Hello Oregon Sea Grant Community– I’m Keats Conley, a 2014-2015 Robert E. Malouf Marine Studies Scholar. The blog below shares some recent reflections on my work with appendicularians.
April 2014: Here, in a small tourist town on the south coast of France, I am hunched over a dissecting microscope, wire-tipped dissecting probe in hand. The wire is finer than dental floss. I am using it to break my ancestors’ spines.
I use the term “spine” loosely.
Appendicularians are a “Urochordate”, one of the three subphyla of the phylum Chordata, along with Vertebrata and Cephalochordata. Cephalochordata is a rather obscure group of small, soft, fish-like creatures called lancelets. Vertebrata includes true fish, hagfish, humans and Labradoodles alike. Urochordates are therefore a sister group to us vertebrates. We are much more closely related to appendicularians than we are to, say, the bivalve oysters we so enjoy shucking and shooting. A great deal of research has compared mammalian and Urochordata genomes to provide information on, among other things, the evolutionary origin of the vertebrate immune system, the eye lens, and the central nervous system.
Appendicularians look like a millimeter-sized translucent tadpole. Under the microscope, they appear equal parts alien and human embryo. They have a football-shaped head (the “trunk”) and a tail, which writhes wildly. I break their spines so that they will hold still long enough for me to take a photograph, which I can later use to measure their size.
The term “appendicularian” refers to the appendices of the animal, their houses. As described in a scientific paper: “The house is secreted as a rudiment by the oikoplastic epithelium, a specialized single-layered organ that covers the trunk of the animal.” In other words, they grow their house from their head. The “house” is a spherical or ellipsoidal structure made of mucus. It is secreted, and then the animal bangs its head up and down to inflate the house with water. The animal then swims inside and sits in the house, with the house roof tucked under its appendicularian “chin.” The house is made of rectangular mucus filaments that function like a spider web.[1] Structurally, its architecture is kaleidoscopically intricate, but its function is straightforward: to capture and concentrate prey particles, such as bacteria and small algae, from the surrounding seawater. The house concentrates prey up to a thousand times that of the surrounding seawater, and then the appendicularian sucks up its thick prey soup as if through a straw.

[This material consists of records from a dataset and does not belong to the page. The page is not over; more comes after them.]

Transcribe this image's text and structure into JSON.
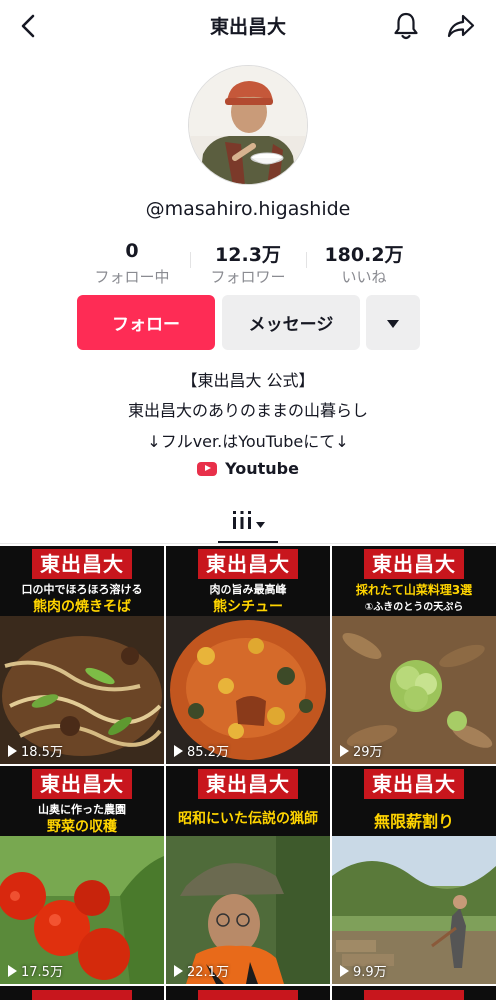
{
  "header": {
    "title": "東出昌大"
  },
  "profile": {
    "username": "@masahiro.higashide",
    "stats": [
      {
        "value": "0",
        "label": "フォロー中"
      },
      {
        "value": "12.3万",
        "label": "フォロワー"
      },
      {
        "value": "180.2万",
        "label": "いいね"
      }
    ],
    "follow_label": "フォロー",
    "message_label": "メッセージ",
    "bio": [
      "【東出昌大 公式】",
      "東出昌大のありのままの山暮らし",
      "↓フルver.はYouTubeにて↓"
    ],
    "link_label": "Youtube"
  },
  "videos": [
    {
      "brand": "東出昌大",
      "caption_top": "口の中でほろほろ溶ける",
      "caption_main": "熊肉の焼きそば",
      "views": "18.5万"
    },
    {
      "brand": "東出昌大",
      "caption_top": "肉の旨み最高峰",
      "caption_main": "熊シチュー",
      "views": "85.2万"
    },
    {
      "brand": "東出昌大",
      "caption_top": "採れたて山菜料理3選",
      "caption_main": "①ふきのとうの天ぷら",
      "views": "29万"
    },
    {
      "brand": "東出昌大",
      "caption_top": "山奥に作った農園",
      "caption_main": "野菜の収穫",
      "views": "17.5万"
    },
    {
      "brand": "東出昌大",
      "caption_top": "",
      "caption_main": "昭和にいた伝説の猟師",
      "views": "22.1万"
    },
    {
      "brand": "東出昌大",
      "caption_top": "",
      "caption_main": "無限薪割り",
      "views": "9.9万"
    }
  ],
  "colors": {
    "accent": "#fe2c55",
    "brand_red": "#c8161d",
    "caption_yellow": "#ffd400"
  }
}
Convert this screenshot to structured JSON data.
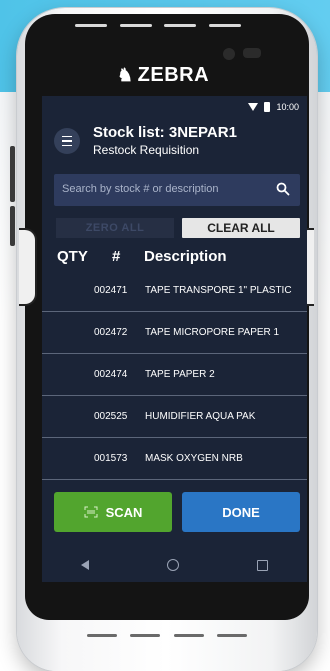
{
  "device": {
    "brand": "ZEBRA"
  },
  "status_bar": {
    "time": "10:00"
  },
  "header": {
    "title": "Stock list: 3NEPAR1",
    "subtitle": "Restock Requisition"
  },
  "search": {
    "placeholder": "Search by stock # or description"
  },
  "actions": {
    "zero_all": "ZERO ALL",
    "clear_all": "CLEAR ALL"
  },
  "table": {
    "columns": [
      "QTY",
      "#",
      "Description"
    ],
    "rows": [
      {
        "qty": "",
        "number": "002471",
        "description": "TAPE TRANSPORE 1\" PLASTIC"
      },
      {
        "qty": "",
        "number": "002472",
        "description": "TAPE MICROPORE PAPER 1"
      },
      {
        "qty": "",
        "number": "002474",
        "description": "TAPE PAPER 2"
      },
      {
        "qty": "",
        "number": "002525",
        "description": "HUMIDIFIER AQUA PAK"
      },
      {
        "qty": "",
        "number": "001573",
        "description": "MASK OXYGEN NRB"
      }
    ]
  },
  "footer": {
    "scan_label": "SCAN",
    "done_label": "DONE"
  },
  "colors": {
    "screen_bg": "#1b2437",
    "search_bg": "#2e3b5e",
    "scan_green": "#52a52e",
    "done_blue": "#2a76c5"
  }
}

As I alternate between spine- and camera-snapping, I don’t need to follow any particular protocol. (I do try and move swiftly). In my home lab back in Oregon, a fellow Ph.D. student one building distant works with two-inch zebrafish (Danio rerio) and must adhere to procedures outlined by the University of Oregon’s Animal Care Services, the organization “responsible for administering all activities related to the care and use of animals.” An animal, in this case, is implicitly considered equivalent to a vertebrate. And as we know, although appendicularians coexist with zebrafish in the kingdom Animalia, the two occupy separate subphyla within the phylum Chordata. When I called Animal Care Services to inquire whether any particular care procedure must be followed for research on appendicularians, I was reassured that, no, Animal Care Services oversees supervision of only live vertebrates, as well as some charismatic, seemingly intelligent invertebrate mollusks, such as octopuses. But, I protested, appendicularians are a sister-group to vertebrates. A sister-group. Just the same, I am free to do what I wish with my small, sister house-builders.
The summer after my spring of spine-breaking, I served as a teaching assistant for a marine invertebrate zoology class at the Oregon Institute of Marine Biology. In a lecture on the difference between “anadromous” and “catadromous”, the professor showed a photo of the rainbow trout Oncorhynchus mykiss. In small font, the caption read: “Vertebrates are just invertebrates that happen to have backbones.”
Appendicularians don’t have a spine. They have a notochord. A notochord is a flexible, thin-walled tube, found in the embryos of all chordates. Notochords were advantageous to primitive fish-ancestors because they provided a rigid structure for muscle attachment, yet were flexible enough to allow more movement than, for example, a hard chitinous exoskeleton. In humans, the notochord of the developing embryo is a precursor that will eventually become the central nervous system, including the spinal cord and vertebrae. But in appendicularians, the notochord just stays as a notochord. They have a simple, spineless tail. And a head that builds houses.
References:
Spada, F., Steen, H., Troedsson, C., Kallesøe, T., Spriet, E., Mann, M., & Thompson, E. M. (2001). Molecular patterning of the oikoplastic epithelium of the larvacean tunicate Oikopleura dioica. Journal of Biological Chemistry,276(23), 20624-20632.
Footnotes:
[1] The next time you look at a spider web, notice that it is made up entirely of rectangles. This is because a rectangle is the shape that catches the most bugs with the minimum amount of web material. After all, spider silk is energetically costly to produce. Appendicularians employ this same strategy of catching prey using rectangular-mesh nets, except their thread is mucus rather than silk.